Making something sound like science can give rise to La Forge syndrome:

“The phase inducers are connected to the emitter array. The override is completely gone and the pattern buffer’s been locked into a continuous diagnostic cycle.”

I’m not a mathematician and I don’t want to run the risk of actually getting some critical math completely wrong. Similarly, I’m not ready to plant a flag and reclaim luminiferous aether in the name of voyages extraordinaire. Some time was spent in study of certain theories of Henri Poincaré and Hendrik Lorentz. While this did not result in a formula it pointed (perhaps tangentially) to answers I can use.

The characters would not be making hops of several light-years in less than the blink of an eye. The farther the actual distance traveled it would still take longer. In Astral a trip from Earth to δ Pavonis would take between two weeks and nine months depending on the equivalent of a warp factor or calculations from a navicomputer. These durations compare to a single Atlantic crossing by steamship at the dawn of the Victorian era or three such journeys under sail combined during the mid-1700s, respectively.
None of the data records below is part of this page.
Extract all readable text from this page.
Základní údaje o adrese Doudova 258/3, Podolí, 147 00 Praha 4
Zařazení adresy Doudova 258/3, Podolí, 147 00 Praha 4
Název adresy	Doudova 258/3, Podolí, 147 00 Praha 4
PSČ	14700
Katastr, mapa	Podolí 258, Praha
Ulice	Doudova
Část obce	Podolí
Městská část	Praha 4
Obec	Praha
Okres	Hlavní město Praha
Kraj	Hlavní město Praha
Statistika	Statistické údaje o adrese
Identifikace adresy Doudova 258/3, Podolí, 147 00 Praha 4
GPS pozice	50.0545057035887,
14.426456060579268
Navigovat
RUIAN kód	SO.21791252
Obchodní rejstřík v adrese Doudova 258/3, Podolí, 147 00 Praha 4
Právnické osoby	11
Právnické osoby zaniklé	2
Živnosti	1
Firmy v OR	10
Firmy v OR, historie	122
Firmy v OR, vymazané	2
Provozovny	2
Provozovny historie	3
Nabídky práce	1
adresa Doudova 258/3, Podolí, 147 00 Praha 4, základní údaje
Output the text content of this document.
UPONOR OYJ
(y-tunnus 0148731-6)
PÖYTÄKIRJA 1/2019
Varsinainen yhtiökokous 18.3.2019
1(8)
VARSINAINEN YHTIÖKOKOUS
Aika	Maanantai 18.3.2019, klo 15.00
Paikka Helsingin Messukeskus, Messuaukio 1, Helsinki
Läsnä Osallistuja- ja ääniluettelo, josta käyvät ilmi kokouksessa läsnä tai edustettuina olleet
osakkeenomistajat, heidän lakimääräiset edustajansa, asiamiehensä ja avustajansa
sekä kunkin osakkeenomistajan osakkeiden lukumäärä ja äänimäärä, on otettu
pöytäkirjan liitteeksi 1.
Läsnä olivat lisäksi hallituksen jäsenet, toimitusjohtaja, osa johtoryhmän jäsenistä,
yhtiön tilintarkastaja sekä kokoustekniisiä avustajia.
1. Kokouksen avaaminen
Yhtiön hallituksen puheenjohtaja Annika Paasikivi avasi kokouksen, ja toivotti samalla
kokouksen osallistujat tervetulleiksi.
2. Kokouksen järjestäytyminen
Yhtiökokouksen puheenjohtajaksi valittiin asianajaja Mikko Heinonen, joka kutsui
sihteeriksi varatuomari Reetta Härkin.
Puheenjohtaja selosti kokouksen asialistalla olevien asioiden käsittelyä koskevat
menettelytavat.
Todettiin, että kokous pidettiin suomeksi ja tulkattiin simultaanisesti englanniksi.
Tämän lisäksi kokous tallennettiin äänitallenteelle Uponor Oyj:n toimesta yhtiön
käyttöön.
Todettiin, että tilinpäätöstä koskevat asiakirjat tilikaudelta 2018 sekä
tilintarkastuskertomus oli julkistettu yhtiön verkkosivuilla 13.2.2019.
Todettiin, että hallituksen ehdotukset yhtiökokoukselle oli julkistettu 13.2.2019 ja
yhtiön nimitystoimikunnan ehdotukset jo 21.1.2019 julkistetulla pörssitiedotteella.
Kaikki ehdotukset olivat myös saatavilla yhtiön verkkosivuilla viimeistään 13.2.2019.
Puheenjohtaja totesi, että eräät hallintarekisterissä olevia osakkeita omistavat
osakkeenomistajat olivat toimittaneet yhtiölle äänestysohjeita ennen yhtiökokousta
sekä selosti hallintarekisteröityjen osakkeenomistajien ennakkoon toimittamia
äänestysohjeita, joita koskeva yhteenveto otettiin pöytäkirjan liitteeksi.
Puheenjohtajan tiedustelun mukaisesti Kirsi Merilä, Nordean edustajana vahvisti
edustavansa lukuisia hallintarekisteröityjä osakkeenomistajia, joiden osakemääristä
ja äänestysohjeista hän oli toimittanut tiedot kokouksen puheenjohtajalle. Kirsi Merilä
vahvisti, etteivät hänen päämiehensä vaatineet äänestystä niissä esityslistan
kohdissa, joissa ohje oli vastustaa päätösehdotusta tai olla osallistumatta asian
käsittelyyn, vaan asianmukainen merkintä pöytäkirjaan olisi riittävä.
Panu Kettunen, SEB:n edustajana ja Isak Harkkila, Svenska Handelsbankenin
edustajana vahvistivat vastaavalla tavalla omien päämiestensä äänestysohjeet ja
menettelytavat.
A hop of even one light-year would depend on finding a shorter distance than Euclidean geometry would permit.

Ultimately there’s no actual need within the story to know the precise settings of any phase inducers. In the original Star Trek series, the set designers put the label “GNDN” in several places. When asked what this stood for they replied, “Goes nowhere, does nothing.” This in-joke can also serve as a warning to a writer. When it can’t serve the story it can’t be included.

People don’t usually talk about travel unless something goes wrong. Otherwise, a long car trip is reduced in the telling to roads taken and noteworthy sights along the way. With all of this in mind the only reality of FTL travel that matters is what impact they may have on the characters who undertake a crossing.

Astral Space

Non-Euclidean geometry, in strictly mathematical terms, does not equate to things Lovecraft. But while traveling along any weird topology suggested by an extradimensional, self-intersecting manifold what might be seen if looking out a portal? What do the characters think it means? Does it shape their point of view without twisting it to madness?

The navigation of Astral may be in Verne’s spirit but the story winds up at the intersection of Wells and Shelley.